Doesn't sound like much, except remember they have amassed those totals playing 18 games annually against each of the Yankees , Red Sox and Rays. That is one-third of an entire schedule.
You know how hard it is to even win 81 games like the Jays did last year when three teams in your division win at least 90? Or win 85 when three others win at least 89 as occurred in 2010? It is like a mathematical trick or - more aptly - symbolic of just how good Toronto has become.
Here is another thing you might not know: Toronto's owner, Rogers Communication, just might be the majors' richest ownership. Thus the money is there to take the payroll to places the Rays could never dream about; keep the homegrown elites that ultimately flee Tampa.
Blue Jays GM Alex Anthopoulos used the Cubs, Red Sox and Angels as examples of teams he thought Toronto could be equivalent to in creating "a top third payroll" once the Jays become serial contenders.
"That isn't a guess, that's a fact," Anthopoulos said. "It's a fact because we have done it before." Indeed they have. In the four years from 1992-95, the Jays had a top-three payroll, including leading the majors in 1993 and 1995. Not coincidentally, the Jays became the first team to draw more than four million in home attendance in 1991 and did so again in 1992 and '93, which were both championship seasons. And Anthopoulos believes if the Jays build it (a title contender) they (the fans) will come again and so will monster TV ratings.
"We have a whole country to draw from," Anthopoulos said.
"The fan base is 30 million across Canada." All that ismissing is the hard part:
Climb from a good team to a superb one. Nothing less will thrive within the AL East. If they were in any NL division, for example, the Jays might be the favorites. But they could still be fourth best in the AL East and yet no worse than the eighth- or ninth-best team in the sport.

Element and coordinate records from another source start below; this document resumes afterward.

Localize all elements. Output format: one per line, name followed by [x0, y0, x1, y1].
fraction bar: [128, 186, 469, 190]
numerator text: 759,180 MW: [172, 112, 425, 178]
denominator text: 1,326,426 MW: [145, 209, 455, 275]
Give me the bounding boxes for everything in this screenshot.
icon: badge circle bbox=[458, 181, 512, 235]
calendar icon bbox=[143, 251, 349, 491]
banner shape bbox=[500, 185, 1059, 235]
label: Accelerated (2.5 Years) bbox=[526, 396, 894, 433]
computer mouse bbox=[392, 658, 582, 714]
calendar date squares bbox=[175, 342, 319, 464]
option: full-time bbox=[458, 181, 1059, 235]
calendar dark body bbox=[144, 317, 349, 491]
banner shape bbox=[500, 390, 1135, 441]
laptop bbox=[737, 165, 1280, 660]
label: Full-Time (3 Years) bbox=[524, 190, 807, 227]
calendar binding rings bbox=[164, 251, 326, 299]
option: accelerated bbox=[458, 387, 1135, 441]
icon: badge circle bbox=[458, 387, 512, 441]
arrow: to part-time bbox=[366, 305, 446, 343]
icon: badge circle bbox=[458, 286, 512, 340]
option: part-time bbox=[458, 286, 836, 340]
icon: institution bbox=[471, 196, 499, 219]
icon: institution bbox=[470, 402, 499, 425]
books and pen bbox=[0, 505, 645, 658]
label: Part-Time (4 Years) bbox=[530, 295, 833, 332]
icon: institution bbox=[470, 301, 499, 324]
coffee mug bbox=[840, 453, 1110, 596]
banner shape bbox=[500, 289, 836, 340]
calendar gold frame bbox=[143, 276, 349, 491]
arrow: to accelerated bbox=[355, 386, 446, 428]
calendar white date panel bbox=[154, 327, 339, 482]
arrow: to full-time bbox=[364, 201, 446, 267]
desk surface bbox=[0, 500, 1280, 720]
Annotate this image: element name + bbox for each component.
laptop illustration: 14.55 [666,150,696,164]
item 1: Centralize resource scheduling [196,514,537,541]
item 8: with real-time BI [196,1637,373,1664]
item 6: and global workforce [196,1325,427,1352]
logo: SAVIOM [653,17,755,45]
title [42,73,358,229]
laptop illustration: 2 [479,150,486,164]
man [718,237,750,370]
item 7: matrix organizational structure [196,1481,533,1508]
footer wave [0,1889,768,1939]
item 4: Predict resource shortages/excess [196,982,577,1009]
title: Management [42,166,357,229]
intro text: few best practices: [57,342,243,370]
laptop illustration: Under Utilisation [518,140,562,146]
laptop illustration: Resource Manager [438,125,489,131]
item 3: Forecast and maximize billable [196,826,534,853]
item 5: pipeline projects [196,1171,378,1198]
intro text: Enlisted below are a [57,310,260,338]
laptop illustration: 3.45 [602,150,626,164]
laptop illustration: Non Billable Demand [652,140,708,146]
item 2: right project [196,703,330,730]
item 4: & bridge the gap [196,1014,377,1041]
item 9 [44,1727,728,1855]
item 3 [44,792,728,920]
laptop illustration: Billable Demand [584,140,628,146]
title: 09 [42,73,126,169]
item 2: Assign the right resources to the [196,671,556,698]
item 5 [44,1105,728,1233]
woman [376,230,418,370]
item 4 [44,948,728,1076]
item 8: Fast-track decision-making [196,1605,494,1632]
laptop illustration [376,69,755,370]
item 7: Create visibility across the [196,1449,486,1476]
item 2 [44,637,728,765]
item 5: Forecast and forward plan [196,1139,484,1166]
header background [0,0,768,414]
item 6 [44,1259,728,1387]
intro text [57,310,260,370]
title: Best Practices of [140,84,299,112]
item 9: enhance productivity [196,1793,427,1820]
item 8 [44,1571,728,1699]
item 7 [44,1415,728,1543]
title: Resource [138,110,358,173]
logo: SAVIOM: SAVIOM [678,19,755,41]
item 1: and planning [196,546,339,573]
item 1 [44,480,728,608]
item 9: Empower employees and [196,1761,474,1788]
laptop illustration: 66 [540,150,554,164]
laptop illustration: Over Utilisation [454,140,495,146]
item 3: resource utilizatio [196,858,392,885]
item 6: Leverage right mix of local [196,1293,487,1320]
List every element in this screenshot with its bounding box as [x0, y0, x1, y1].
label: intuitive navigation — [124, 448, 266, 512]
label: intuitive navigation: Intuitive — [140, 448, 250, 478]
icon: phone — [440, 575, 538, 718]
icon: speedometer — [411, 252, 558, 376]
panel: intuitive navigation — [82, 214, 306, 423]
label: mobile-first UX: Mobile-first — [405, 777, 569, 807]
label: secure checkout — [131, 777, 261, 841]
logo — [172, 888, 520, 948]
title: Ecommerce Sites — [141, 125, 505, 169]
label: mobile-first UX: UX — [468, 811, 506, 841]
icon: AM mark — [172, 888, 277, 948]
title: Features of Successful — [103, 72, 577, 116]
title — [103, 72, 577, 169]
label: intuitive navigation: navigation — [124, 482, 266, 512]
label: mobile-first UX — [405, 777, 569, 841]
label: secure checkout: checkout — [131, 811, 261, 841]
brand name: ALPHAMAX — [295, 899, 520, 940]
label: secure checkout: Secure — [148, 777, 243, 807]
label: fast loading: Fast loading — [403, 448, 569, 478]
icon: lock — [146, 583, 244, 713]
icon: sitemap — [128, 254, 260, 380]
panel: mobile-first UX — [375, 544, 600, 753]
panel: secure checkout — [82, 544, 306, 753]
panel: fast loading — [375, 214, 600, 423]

"This is not a long-term project anymore," Cashman said. "They are knocking on the door. It is undeniable that they are going to win and win for a while. They are reaping the benefits of great scouting, patience and doing things right." Or as Alex Rodriguez said, "They aren't a secret anymore." Anthopoulos became GM in October 2009. His mandate was to pursue upper-echelon talent, "because in the AL East you either shoot for the moon or it is a waste of time," Anthopoulos said. So he hired just about more scouts than any team. He accumulated high draft picks. He was willing to take chances on skilled players with reputation problems elsewhere such as Yunel Escobar, Brett Lawrie and Colby Rasmus. And, yes, he benefitted from the ascension of Jose Bautista from utilityman to superstar, plus a strong group of youngsters left behind by predecessor, J.P. Ricciardi, now a Mets executive.
Toronto is viewed as having a top three farm system with one scout calling the Jays' 2011 Double-A team the best he had ever seen. The Jays have formulated "a lineup without an easy out," Mark Teixeira said.
However, they still have youth around the diamond and particularly in the rotation. The "volatility" of youth that Anthopoulos depicts is the caution flag to predicting a playoff spot. "But we have decided to go with war with talent, and this is the best I have ever felt about our talent." Anthopoulos is not alone. The consensus is the Jays have become a looming force - with money in their wallet. If the Yankees thought the Rays were trouble, just wait.